At the end of January, I packed a weekend bag, got up early on a Saturday, and hopped on a train from the Gare du Nord to le département du Nord. My destination was the town of Valenciennes, the temporary home of my francophile partner in crime, Anne, as well as her lovely housemates and fellow bloggers Dana and Laura.
As its name suggests, le Nord is France’s northernmost department. It also touches Belgium, which makes it the perfect place to feast your eyes on Flemish architecture and to treat your taste buds to gauffres (a.k.a. waffles) and Belgian beer.
Unsurprisingly, le Nord in winter is le cold. As snow-dotted landscapes blurred past my window on the TGV, I was glad I’d brought along wools sweaters, tights, and socks as well as a hat, gloves, a scarf, boots, and a warm coat.

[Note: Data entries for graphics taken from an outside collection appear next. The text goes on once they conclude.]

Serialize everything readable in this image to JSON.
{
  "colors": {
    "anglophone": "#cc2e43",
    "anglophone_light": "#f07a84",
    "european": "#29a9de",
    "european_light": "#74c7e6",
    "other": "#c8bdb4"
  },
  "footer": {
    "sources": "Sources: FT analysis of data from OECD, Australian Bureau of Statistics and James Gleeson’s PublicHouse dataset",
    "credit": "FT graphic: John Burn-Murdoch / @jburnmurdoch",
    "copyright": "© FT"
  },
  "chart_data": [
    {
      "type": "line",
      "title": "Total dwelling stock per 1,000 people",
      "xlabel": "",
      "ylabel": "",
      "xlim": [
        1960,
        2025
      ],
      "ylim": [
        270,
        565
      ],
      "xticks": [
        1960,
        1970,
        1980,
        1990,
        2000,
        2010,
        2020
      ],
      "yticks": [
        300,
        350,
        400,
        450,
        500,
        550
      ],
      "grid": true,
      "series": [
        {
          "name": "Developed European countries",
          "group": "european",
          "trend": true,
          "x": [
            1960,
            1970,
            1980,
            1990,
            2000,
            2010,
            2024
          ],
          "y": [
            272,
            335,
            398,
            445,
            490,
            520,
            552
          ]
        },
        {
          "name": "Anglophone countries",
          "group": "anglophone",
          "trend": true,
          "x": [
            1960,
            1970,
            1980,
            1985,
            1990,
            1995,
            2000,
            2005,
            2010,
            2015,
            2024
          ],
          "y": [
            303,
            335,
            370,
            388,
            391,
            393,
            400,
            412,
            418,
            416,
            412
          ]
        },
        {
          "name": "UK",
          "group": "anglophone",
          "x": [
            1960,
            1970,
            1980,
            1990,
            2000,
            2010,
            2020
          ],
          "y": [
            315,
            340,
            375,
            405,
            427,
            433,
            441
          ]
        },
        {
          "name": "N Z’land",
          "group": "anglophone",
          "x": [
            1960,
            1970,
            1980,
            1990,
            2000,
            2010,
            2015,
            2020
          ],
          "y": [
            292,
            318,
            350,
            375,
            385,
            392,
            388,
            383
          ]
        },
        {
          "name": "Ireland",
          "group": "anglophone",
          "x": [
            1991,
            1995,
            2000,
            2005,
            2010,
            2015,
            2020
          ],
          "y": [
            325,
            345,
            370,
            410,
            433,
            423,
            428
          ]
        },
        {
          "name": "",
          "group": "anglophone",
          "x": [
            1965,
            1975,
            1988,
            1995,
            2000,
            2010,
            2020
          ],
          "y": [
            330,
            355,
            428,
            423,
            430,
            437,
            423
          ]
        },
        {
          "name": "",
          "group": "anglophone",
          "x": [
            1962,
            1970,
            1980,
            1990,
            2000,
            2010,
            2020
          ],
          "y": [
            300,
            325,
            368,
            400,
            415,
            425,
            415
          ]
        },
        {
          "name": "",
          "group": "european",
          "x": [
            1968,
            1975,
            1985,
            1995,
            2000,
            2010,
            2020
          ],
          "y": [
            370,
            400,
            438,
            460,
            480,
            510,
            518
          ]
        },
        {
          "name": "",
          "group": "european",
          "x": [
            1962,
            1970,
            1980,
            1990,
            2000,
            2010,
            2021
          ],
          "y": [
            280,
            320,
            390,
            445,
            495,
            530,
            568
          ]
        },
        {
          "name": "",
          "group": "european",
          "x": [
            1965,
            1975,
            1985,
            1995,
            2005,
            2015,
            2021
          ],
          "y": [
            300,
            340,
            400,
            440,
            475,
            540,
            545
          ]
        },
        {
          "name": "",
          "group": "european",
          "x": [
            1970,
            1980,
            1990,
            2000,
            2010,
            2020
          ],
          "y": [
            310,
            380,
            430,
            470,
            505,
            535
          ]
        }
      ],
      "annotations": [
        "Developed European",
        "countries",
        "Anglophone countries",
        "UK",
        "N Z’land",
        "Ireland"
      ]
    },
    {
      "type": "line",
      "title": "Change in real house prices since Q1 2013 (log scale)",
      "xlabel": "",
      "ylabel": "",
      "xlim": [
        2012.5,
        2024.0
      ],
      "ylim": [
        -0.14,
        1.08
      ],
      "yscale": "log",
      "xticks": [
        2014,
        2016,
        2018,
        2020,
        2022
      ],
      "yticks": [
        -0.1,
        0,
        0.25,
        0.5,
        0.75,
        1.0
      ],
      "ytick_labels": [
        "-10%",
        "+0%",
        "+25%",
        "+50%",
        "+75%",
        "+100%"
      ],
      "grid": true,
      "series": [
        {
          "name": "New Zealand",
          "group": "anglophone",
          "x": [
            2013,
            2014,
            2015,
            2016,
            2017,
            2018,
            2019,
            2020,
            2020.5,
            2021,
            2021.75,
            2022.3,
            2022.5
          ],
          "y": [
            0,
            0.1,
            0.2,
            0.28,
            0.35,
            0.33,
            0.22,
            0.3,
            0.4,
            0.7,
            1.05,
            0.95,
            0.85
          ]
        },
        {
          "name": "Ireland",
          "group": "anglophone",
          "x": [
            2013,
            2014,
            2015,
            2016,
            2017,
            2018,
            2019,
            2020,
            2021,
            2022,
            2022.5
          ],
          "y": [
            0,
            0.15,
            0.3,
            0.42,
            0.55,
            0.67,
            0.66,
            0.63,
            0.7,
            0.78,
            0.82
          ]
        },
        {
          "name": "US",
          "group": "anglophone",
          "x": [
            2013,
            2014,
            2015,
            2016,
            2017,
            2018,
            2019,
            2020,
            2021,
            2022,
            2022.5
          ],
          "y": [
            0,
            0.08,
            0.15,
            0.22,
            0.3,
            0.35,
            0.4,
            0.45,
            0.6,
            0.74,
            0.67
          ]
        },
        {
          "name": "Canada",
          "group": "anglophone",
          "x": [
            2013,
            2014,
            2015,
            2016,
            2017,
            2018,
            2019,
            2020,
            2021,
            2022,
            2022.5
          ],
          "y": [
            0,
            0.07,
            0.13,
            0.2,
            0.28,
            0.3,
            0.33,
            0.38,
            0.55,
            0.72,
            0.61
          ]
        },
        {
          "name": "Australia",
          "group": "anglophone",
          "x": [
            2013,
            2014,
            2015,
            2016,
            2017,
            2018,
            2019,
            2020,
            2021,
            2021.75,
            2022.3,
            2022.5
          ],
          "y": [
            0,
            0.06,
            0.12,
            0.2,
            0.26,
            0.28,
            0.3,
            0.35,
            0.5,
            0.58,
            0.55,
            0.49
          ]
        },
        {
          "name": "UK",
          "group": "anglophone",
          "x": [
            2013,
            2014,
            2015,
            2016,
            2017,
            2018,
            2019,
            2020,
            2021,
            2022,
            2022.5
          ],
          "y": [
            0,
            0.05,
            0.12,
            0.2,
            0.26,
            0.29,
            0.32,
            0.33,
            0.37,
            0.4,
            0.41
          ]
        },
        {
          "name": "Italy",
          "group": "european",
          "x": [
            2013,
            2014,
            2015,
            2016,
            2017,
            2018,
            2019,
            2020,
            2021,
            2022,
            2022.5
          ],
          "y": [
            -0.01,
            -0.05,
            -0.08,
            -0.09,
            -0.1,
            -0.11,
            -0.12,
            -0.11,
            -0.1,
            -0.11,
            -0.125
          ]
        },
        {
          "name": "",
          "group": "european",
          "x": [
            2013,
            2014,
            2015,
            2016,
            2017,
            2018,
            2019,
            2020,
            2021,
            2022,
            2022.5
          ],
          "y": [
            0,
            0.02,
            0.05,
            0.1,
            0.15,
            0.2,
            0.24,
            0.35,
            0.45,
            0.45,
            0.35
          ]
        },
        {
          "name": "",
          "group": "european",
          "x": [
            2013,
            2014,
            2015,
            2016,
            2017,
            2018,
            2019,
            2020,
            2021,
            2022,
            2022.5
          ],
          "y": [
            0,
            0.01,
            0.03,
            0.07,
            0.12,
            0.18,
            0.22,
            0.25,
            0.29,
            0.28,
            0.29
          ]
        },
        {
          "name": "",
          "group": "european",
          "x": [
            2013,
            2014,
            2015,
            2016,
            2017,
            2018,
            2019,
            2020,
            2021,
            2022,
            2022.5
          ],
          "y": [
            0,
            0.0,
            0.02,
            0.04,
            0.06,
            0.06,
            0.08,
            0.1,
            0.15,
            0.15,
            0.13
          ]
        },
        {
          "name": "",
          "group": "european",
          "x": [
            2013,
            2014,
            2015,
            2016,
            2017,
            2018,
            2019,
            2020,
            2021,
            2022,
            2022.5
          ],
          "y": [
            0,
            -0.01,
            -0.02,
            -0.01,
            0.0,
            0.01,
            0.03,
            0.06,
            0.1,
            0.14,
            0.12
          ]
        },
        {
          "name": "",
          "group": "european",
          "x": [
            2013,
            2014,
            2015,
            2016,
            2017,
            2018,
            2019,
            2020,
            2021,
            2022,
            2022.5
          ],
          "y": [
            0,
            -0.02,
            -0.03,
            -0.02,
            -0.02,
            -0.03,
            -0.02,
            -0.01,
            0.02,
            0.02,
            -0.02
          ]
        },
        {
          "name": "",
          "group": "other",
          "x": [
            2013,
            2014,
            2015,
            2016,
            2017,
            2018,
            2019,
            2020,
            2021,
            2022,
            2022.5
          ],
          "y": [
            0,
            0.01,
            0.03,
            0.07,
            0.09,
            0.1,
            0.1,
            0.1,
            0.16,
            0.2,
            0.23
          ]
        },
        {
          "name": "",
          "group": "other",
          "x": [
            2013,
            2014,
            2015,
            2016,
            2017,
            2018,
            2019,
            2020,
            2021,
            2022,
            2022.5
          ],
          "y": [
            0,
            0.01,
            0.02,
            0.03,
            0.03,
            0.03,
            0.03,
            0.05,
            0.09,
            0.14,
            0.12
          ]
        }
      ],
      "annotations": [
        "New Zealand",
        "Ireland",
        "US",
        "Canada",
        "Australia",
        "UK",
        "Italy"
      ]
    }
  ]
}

Though the weather was glacial, my hosts were extremely chaleureuses. Meeting Dana and Laura was wonderful—and also mildly surreal—because we felt like we all already knew each other, because in a way we did. This was partly because we’d long been stalking each other’s blogs, and partly because there’s a sort of strangely magical instant bond that forms between people who have shared a common experience—in our case living and teaching in France. And people who build new lives and thus a significant part of their identity abroad often share a certain sense of openness and inquisitiveness about the world and a desire to meet and genuinely connect with others.
Saturday was spent wandering around Valenciennes, making and then eating tartiflette (probably my favorite wintertime French dish: potatoes, reblochon, lardons, onions, and white wine all baked together into a hot, carb-y, cheesy masterpiece), and going out with a bunch of Anne’s assistant/lecteur friends.
Sunday we slept late and then hopped on the train to Lille to cure our lingering hangovers with lunch (I had moules marinières au maroilles a.k.a steamed mussels drowned in a delicious cheese sauce—another Nord specialty) and some exploring.
Before I knew it, my short trip was over and I was back on the train to Paris (and doing my homework #procrastination).
Being so warmly—if only briefly—welcomed into Anne’s TAPIF life dans le Nord made me want to go back for another visit (but maybe not in the dead of winter). It also made me extremely nostalgic for my time in le Gers, and especially for the tight-knit community of expats friends I had there.